My own experience in relation to this is two-fold. In a diverse career I have had experience in R&D, design and manufacturing of both hardware and software. In the former case I started a company that both designed and manufactured, on a modest scale volume-wise, professional (analogue) video signal processing equipment. Part of our distribution was through a major Japanese manufacturer for whom we were a niche supplier of equipment that wasn't in direct competition with their core products; I say this by way of validation that we were modestly successful - technically at least.*
From my own experience and my observation of my contemporaries' similar businesses I can say that the cost of fully testing first production-run examples of new products - at least at our scale of manufacturing - was completely prohibitive. So, unfortunately, the early adopters ended up doing the testing for us. This entailed some additional costs to keep our clients happy, but not nearly as much as full-blown production-prototype testing. I suspect, in this instance, that the camera manufacturers' financial strategy is similar.
At a later stage in my life I was responsible for testing and implementation of custom production software in the newspaper industry. This is an environment where you don't last long if the software fails unpredictably in an environment ruled by incredibly tight serial deadlines.
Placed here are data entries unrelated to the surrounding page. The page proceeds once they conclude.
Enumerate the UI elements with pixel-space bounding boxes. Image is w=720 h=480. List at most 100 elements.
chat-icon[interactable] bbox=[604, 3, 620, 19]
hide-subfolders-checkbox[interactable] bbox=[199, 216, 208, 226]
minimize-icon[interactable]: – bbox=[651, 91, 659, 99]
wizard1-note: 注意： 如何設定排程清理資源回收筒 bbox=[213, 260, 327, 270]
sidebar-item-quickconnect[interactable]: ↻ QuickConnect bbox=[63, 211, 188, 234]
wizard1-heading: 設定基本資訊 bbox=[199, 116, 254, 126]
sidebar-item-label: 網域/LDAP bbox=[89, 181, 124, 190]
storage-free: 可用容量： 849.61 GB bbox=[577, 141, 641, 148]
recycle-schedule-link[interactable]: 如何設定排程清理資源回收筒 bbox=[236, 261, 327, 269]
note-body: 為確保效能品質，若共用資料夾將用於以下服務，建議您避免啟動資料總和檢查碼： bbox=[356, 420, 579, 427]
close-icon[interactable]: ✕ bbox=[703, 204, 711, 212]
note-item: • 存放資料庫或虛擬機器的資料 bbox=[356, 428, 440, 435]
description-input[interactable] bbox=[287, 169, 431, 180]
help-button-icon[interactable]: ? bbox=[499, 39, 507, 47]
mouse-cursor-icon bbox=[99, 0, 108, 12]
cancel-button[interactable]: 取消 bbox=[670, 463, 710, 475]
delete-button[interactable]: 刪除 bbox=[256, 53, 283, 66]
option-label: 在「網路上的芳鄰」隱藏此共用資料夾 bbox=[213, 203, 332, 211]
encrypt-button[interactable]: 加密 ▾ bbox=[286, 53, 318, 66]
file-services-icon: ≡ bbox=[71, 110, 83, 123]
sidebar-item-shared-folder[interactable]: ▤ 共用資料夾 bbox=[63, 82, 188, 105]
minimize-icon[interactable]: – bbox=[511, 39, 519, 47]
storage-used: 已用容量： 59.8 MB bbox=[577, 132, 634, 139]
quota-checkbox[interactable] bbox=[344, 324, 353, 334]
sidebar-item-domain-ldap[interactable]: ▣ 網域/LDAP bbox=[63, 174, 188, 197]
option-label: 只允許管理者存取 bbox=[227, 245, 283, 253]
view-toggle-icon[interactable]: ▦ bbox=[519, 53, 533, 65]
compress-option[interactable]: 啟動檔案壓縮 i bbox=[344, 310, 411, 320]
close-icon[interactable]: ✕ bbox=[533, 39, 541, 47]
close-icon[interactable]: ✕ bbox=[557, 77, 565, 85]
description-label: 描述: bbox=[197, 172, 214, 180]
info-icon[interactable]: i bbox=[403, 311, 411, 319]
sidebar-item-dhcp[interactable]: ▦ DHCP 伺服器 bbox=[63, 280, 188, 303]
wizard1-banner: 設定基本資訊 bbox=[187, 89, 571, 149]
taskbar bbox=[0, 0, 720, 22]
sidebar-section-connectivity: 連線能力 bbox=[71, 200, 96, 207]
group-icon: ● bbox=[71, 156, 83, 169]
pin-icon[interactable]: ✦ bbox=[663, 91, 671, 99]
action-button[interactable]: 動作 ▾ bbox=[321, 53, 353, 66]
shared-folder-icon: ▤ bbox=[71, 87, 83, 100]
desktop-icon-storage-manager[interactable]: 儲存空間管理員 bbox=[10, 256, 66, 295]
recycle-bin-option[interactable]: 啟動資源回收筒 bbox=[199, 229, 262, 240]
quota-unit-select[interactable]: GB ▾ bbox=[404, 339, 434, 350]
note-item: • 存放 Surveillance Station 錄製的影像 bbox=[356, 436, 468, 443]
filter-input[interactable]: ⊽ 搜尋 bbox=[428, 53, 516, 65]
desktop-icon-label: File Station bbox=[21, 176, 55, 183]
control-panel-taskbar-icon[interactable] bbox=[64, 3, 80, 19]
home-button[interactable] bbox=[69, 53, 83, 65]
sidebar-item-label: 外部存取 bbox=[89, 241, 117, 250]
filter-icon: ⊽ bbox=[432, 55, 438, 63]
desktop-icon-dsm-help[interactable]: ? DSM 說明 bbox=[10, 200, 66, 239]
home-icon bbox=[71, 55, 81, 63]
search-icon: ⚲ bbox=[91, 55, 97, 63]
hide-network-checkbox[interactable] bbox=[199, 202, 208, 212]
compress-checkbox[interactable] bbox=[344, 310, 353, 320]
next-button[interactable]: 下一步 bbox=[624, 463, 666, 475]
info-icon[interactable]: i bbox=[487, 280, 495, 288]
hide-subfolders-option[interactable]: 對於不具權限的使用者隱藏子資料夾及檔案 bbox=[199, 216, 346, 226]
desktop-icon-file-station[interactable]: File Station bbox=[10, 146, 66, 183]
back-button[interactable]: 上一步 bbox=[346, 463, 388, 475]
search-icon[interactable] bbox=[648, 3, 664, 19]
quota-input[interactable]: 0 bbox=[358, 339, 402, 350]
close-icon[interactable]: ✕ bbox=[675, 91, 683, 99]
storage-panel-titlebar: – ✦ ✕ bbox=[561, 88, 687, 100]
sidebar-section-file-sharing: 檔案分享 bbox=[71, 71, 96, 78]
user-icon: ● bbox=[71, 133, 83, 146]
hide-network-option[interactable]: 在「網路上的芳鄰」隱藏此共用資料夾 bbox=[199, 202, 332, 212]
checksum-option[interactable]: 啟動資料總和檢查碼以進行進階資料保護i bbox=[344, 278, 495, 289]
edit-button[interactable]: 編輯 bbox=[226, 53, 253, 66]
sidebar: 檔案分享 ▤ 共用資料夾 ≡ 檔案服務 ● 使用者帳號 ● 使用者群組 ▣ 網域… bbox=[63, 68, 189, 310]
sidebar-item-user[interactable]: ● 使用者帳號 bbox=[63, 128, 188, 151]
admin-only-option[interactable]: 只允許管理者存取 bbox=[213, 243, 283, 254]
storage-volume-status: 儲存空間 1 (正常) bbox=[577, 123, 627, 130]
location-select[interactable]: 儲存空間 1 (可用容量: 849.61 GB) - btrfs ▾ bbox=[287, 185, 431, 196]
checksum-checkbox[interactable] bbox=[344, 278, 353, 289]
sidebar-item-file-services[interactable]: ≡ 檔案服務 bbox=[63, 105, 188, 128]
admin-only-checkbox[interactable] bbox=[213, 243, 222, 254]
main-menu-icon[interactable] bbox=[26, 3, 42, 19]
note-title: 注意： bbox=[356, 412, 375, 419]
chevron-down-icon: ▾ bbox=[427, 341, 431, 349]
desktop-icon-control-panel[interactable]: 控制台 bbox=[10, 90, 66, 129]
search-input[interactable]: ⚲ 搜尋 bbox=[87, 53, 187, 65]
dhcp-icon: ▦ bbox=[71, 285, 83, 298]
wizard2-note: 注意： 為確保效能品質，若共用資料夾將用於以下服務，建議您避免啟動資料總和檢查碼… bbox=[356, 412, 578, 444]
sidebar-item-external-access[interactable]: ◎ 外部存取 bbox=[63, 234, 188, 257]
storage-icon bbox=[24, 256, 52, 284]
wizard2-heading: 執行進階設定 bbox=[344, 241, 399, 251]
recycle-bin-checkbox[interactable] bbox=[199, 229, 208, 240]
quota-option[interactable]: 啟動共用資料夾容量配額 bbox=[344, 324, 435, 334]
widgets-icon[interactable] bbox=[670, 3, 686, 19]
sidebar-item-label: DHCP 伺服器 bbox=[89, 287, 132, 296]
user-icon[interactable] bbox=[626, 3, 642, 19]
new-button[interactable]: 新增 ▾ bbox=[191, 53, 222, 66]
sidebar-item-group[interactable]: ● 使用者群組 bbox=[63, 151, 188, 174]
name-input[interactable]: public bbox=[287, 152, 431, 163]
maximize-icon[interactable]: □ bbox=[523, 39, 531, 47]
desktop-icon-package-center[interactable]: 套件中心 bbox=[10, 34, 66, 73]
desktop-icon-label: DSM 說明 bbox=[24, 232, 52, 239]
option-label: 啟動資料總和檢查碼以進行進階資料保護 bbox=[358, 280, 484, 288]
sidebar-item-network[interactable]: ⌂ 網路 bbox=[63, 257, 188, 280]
Most of my working life was spent testing, frequently in parallel runs, and feeding back the results to programmers and production managers. Even so we still found that only when in the hands of the end-users in a live context would some additional quirks and bugs turn up.
I don't know how much this experience can be related to the photographic industry but I think it's not far out. For that matter I've found innumerable instances of domestic appliances that exhibit ridiculously deficient design. I have a juicer that belongs in a design museum's chamber of horrors. That said, some of the recent atrocities committed by camera manufacturers would only seem explicable by deliberate, wilful, crippling of products in order to maintain and feed the "upgrade" cycle. Some of the recent basic ergonomic blunders defy any other interpretation. Insert your own examples.
* My company was vandalised by banksters at the very moment it had started manufacturing a range of products that had had a 3-year development schedule: 24 years later this still baffles me, even if it's mildly gratifying to have my homicidal opinions endorsed by recent events
. Never mind; I have a product leaflet headed "Hitachi" to show for 7 years' work... In the aftermath it took me 10 years to just be flat broke again. Ho hum.